** Riley’s sugars have been pretty good lately. He’s had a few lows, but not low-lows. I did decrease one of his basals last night because he keeps going low (but not low-low) every day between breakfast and lunch. I had already adjusted his carb coverage a little, but that didn’t seem to help. He did have a real-low yesterday in between breakfast and lunch; he was 59. It’s strange to decrease basals. It seems to go against everything. His insulin needs should increase, not decrease. I know that since it is summer and he’s more active that’s probably what it is. Still, it’s strange to me to ever decrease anything.
** Holden’s last full day of high school was yesterday. He’s going half a day today, and then he has Baccalaureate practice. Tomorrow he has one exam and then he will be done. Last night before I went to bed he said, “You know tomorrow will be the last day I take Riley to school in the morning.” There goes another “last”.

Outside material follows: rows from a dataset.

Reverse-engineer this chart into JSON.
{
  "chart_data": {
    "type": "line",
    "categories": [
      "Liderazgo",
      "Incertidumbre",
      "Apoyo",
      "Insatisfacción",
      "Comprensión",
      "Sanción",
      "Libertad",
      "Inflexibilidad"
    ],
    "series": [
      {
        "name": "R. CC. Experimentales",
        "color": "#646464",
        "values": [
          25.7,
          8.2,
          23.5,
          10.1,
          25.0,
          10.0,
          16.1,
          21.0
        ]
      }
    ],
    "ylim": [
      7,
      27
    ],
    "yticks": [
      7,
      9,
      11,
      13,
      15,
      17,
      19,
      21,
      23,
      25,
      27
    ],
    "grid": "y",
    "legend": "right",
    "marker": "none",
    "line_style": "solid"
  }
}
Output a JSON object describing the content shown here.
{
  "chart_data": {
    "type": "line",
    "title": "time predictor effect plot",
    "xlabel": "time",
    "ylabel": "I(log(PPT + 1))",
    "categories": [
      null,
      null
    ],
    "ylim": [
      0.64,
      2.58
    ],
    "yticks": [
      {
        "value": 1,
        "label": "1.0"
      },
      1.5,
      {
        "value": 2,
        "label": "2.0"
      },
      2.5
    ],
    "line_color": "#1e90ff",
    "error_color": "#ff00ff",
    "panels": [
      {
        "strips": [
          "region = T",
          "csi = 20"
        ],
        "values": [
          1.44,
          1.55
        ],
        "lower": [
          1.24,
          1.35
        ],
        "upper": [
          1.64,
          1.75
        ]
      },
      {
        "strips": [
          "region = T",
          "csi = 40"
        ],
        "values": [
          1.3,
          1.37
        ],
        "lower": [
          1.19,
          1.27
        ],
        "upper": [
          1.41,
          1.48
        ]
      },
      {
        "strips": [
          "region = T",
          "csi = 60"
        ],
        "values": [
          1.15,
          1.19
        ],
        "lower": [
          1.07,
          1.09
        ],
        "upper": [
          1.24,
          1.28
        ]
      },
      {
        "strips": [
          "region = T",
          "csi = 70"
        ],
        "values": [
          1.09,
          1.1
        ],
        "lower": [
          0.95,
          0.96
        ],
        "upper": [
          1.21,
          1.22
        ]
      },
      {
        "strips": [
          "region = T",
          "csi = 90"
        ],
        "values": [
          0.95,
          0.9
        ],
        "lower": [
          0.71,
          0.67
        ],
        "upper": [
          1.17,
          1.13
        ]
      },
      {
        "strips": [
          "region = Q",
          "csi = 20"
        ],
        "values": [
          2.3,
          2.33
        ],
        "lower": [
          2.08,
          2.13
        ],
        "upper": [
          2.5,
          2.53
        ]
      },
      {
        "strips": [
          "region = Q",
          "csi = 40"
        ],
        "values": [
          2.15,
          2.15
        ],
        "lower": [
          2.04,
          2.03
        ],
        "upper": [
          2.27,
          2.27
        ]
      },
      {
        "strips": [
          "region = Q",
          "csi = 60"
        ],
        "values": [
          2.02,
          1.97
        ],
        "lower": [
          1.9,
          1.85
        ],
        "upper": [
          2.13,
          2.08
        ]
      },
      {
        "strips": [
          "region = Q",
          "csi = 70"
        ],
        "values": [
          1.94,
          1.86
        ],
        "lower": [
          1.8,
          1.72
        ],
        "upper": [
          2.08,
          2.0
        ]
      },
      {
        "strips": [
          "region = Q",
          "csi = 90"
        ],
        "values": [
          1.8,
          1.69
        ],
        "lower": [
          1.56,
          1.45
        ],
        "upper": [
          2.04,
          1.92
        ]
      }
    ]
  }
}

** A couple of weeks ago I purchased Wii Fit. Riley got a Wii for Christmas and ever since he got it I’ve wanted Wii Fit. But, because of the price, I held off. A couple of weeks ago I decided I was tired of being tired all the time and wanted to do something about it. I also knew it was important to do something for myself. So, I bought Wii Fit and have been using it pretty much every day since. Yesterday was my 11th day having it. I have lost a little over 2 pounds since starting it. I have cut down on what I eat and have cut out sodas completely. While I would love to lose about 15 pounds, that’s not really my ultimate goal. My goal is to feel better and to get in shape.
** Michael just called me and asked if I wanted to help him with a pool liner replacement. For about ten years now he’s been working summers helping someone who owns a pool and spa shop put in pools and things like that. He always got paid hourly wages to help him. Last year the owner decided he was too old to help anymore and turned the pool installation over to Michael. So, in addition to working for him Michael had a little side job putting up pools (above ground) and replacing liners. He not only gets referrals from the owner but from another local pool shop as well. It’s really hard work, but it’s really good money. He has someone else to help put up pools. I can’t help him with that because I’m really not physically capable of all the digging, lifting, and pulling it involves. So, he splits the money for that. But, last year I helped him with a liner replacement. It was really hard and really, really HOT, but we did it. And, that way we get to keep all the money and he doesn’t have to split it with anyone else. His extra summer job paid for our kids to go to private school last year. So, this Saturday I will spend my day in the bottom of a hot, hot pool. I will have to keep in my mind why we’re doing it so I can get through it.
** When Michael called me he said we could either do it this Saturday or next one if that was better. I reminded him that Holden graduates next Saturday so we’d have to do it this Saturday. Saying that made me realize how close it really is. My baby graduates from high school next week. He got his annual yesterday and I sat and cried for a good 30 minutes reading through the senior pages. At the beginning of the year the parents are given the opportunity to place a senior ad in the annual. You can put whatever you want on the page. We got one. We put a lot of pictures of Holden up there. There were pictures from all stages of his life. And each of us (me, my parents, Riley, and Michael) wrote a little note to Holden. I don’t care how many times I looked at the page yesterday every time I read it my eyes filled up with tears. The pictures of a young Holden and a very young-looking me where the ones that brought the tears on the most. It seems like only yesterday he was Riley’s age.
** I know I keep harping on Holden's graduation, but just bare with me for a little longer. Right now it's on my mind even more than diabetes. And, that's saying something. It's really a strange place to be. On one hand, I'm happy for him. He gets to go off to college and experience life on his own. I'm even a little excited for him. On the other hand, I want to keep him just like he is. I don't want him to graduate. I don't want him to go away. I don't want to see his high school end. I known that once you're out of high school life is never the same again. That's not necessarily a bad thing. But, change is always hard and the thought that my baby is old enough to graduate from high school just blows me away. Once he graduates it will only be a few weeks before he's off to college. It will be a new beginning for him. This line keeps playing over and over in my head: "Every new beginning comes from some other beginning's end."